Opened 10 years ago

Closed 10 years ago

Last modified 10 years ago

#9302 closed Bug report (wontfix)

Filezilla damages the binary file it transfers when the file has no extension

Reported by: yurivict Owned by:
Priority: low Component: FileZilla Client
Keywords: Cc:
Component version: Operating system type: BSD
Operating system version:

Description

I am trying to transfer the binary file from the remote server to my local directory by dragging and dropping it.

The original file has size 1,855,488 bytes, the resulting file has size 1,855,392, as also reported by filezilla itself.

The file is the binary SQLite database.

The transfer log:
Status: Starting download of /public_html/xxx/includes/xxx
Command: PASV
Response: 227 Entering Passive Mode (198,46,81,146,124,133)
Command: RETR webcal
Response: 150-Accepted data connection
Response: 150 1812.0 kbytes to download
Response: 226-File successfully transferred
Response: 226 2.623 seconds (measured here), 0.68 Mbytes per second
Status: File transfer successful, transferred 1,858,120 bytes in 3 seconds
Status: Disconnected from server

File is always transferred with the same discrepancy (subsequent attempts produce the same wrong version).
The file in question didn't have any extension (no periods in its name). There is 'Default transfer type' option in 'Settings' which was set to 'Auto'. When I selected 'Binary' there, the discrepancy disappeared.

Another, smaller, SQLite database (290,816 bytes) was transferred correctly. It had a period in its name, but no recognizable extension.

So I believe that filezilla wrongfully defaults the type of file without extension to 'Ascii'.
When the type of file isn't known, and 'Auto' is selected, it should default to 'Binary'.

version 3.6.0.2

Change History (5)

comment:1 by yurivict, 10 years ago

On the second thought:

Filezilla doesn't need to even guess the file type. No need to ever use 'Ascii' type (as FTP supports). There is no benefit to client in doing 'Ascii'. Just do 'Binary' on all files, remove this option 'Default transfer type' in 'Settings' screen.

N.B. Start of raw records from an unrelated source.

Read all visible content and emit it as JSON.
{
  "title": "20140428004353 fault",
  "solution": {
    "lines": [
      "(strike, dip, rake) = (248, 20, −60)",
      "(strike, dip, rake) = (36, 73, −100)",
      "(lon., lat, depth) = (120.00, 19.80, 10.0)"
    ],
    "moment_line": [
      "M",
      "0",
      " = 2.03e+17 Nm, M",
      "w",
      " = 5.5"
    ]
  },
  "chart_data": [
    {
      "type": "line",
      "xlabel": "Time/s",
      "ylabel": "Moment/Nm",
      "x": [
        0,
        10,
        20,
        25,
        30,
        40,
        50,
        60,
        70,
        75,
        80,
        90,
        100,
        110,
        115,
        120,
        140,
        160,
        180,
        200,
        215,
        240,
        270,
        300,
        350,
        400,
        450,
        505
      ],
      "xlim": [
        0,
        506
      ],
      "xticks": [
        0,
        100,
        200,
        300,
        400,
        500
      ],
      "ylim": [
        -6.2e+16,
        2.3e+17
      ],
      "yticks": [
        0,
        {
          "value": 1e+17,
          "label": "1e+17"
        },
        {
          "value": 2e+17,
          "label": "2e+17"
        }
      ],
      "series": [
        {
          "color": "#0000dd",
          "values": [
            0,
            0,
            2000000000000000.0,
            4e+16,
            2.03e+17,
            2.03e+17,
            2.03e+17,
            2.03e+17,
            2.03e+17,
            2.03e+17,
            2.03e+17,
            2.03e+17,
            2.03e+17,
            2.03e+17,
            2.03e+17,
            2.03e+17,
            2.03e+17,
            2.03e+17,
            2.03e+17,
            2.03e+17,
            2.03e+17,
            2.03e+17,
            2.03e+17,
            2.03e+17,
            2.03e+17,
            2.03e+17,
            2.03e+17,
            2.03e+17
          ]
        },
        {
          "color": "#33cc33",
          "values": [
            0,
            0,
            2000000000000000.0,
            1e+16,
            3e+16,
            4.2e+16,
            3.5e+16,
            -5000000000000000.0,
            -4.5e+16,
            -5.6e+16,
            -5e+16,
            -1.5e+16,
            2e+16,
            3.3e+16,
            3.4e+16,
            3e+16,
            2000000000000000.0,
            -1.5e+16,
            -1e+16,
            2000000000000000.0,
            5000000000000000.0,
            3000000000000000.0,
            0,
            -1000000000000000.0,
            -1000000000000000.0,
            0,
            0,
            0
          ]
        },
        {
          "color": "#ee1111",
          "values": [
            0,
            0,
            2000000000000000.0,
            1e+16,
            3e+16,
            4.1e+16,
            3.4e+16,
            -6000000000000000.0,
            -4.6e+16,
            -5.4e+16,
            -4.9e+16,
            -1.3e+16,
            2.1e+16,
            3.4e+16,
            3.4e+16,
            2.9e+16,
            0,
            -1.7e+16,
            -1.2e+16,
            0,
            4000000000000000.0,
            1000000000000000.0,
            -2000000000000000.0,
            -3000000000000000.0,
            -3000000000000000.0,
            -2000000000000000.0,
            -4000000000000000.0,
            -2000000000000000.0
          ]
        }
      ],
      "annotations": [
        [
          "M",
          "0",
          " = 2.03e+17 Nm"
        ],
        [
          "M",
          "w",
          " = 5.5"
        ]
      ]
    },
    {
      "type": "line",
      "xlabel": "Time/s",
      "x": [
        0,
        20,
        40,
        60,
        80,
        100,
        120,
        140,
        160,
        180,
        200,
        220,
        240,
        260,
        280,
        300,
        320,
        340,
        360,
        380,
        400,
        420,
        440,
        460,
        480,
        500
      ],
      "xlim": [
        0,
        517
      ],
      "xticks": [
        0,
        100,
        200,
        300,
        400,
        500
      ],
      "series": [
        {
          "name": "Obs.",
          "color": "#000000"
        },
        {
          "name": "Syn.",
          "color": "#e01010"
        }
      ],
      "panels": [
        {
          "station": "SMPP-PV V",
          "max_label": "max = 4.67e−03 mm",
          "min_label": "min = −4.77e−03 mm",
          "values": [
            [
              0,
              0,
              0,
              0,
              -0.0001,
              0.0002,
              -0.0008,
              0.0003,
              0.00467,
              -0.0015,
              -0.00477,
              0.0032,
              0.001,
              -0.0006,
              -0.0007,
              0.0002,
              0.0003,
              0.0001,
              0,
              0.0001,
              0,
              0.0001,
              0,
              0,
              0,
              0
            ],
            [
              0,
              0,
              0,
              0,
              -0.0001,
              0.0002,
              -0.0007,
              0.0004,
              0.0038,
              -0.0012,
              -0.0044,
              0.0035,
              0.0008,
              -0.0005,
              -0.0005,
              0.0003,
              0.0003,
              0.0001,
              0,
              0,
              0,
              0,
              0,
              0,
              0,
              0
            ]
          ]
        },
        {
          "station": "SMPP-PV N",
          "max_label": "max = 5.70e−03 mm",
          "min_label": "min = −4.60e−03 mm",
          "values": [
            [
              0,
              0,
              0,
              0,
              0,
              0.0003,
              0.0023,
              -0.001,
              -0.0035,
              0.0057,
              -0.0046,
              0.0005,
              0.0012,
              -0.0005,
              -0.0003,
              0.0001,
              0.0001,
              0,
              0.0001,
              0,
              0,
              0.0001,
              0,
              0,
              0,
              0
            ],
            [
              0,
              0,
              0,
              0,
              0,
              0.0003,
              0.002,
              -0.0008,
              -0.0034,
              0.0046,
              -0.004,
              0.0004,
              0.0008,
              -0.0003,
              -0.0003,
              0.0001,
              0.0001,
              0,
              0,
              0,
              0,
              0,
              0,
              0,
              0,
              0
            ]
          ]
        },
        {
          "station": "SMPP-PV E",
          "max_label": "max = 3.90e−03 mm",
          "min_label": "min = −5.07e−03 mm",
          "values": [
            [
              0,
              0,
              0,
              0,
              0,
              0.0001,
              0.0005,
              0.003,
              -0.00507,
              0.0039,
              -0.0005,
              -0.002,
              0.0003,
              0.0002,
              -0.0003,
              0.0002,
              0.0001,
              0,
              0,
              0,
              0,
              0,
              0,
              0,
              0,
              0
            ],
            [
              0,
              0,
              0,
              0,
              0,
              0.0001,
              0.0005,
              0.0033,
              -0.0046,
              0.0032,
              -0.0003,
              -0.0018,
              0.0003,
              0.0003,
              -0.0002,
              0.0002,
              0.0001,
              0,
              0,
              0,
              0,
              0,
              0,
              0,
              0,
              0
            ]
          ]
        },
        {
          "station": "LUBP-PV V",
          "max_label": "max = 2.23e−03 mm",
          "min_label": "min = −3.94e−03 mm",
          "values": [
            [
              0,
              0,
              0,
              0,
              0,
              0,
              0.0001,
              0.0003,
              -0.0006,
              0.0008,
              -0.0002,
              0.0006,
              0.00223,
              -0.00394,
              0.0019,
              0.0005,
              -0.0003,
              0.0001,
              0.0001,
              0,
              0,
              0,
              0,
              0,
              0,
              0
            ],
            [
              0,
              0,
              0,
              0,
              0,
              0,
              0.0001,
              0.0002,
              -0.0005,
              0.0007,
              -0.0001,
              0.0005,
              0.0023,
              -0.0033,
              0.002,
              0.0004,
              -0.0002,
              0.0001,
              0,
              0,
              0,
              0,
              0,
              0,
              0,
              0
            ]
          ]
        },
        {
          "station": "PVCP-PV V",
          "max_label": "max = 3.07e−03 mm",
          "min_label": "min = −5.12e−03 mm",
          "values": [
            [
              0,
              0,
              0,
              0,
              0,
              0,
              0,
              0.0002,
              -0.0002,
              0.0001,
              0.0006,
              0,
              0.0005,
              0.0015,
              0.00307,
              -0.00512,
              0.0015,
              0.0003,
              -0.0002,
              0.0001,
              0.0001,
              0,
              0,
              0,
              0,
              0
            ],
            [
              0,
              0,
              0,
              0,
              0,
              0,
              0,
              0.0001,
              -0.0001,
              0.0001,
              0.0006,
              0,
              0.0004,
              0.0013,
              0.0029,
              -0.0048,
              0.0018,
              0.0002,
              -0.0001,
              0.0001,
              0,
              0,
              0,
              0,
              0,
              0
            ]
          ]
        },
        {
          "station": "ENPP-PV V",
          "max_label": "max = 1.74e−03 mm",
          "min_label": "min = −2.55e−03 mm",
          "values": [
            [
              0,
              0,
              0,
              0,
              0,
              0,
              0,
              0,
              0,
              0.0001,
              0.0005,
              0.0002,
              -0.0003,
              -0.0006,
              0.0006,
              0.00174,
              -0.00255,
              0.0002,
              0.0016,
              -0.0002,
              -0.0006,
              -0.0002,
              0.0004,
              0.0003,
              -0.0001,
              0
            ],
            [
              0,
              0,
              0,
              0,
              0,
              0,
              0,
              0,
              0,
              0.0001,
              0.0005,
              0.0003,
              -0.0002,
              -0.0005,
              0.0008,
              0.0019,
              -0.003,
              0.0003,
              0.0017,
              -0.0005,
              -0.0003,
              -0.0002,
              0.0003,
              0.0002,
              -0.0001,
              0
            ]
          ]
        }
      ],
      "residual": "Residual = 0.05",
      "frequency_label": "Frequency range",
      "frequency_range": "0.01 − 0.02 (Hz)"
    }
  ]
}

It will be simpler, and no loss of functionality.

FTP had this Ascii option added in ancient times, they thought it will be useful, but it turned out to be redundant. Verbatim transfer is sufficient in all practical cases.

comment:2 by Tim Kosse, 10 years ago

Resolution: wontfix
Status: newclosed

As long as notepad.exe, Windows' default text editor, cannot handle Unix-style line endings, this won't be changed.

comment:3 by Tim Kosse, 10 years ago

Priority: criticallow

Changed to low priority as Critical is reserved for critical bugs. This bug is not critical as it cannot be exploited and can furthermore be worked around.

comment:4 by yurivict, 10 years ago

Why UNIX users should suffer from this?
Why the default is set to text?

comment:5 by Tim Kosse, 10 years ago

I'm using Unix-style systems, and all the extensionless file I ever transfer are text files.

Knowing that my use case is not the only one, I've added an option to make it configurable how extensionless files are being treated.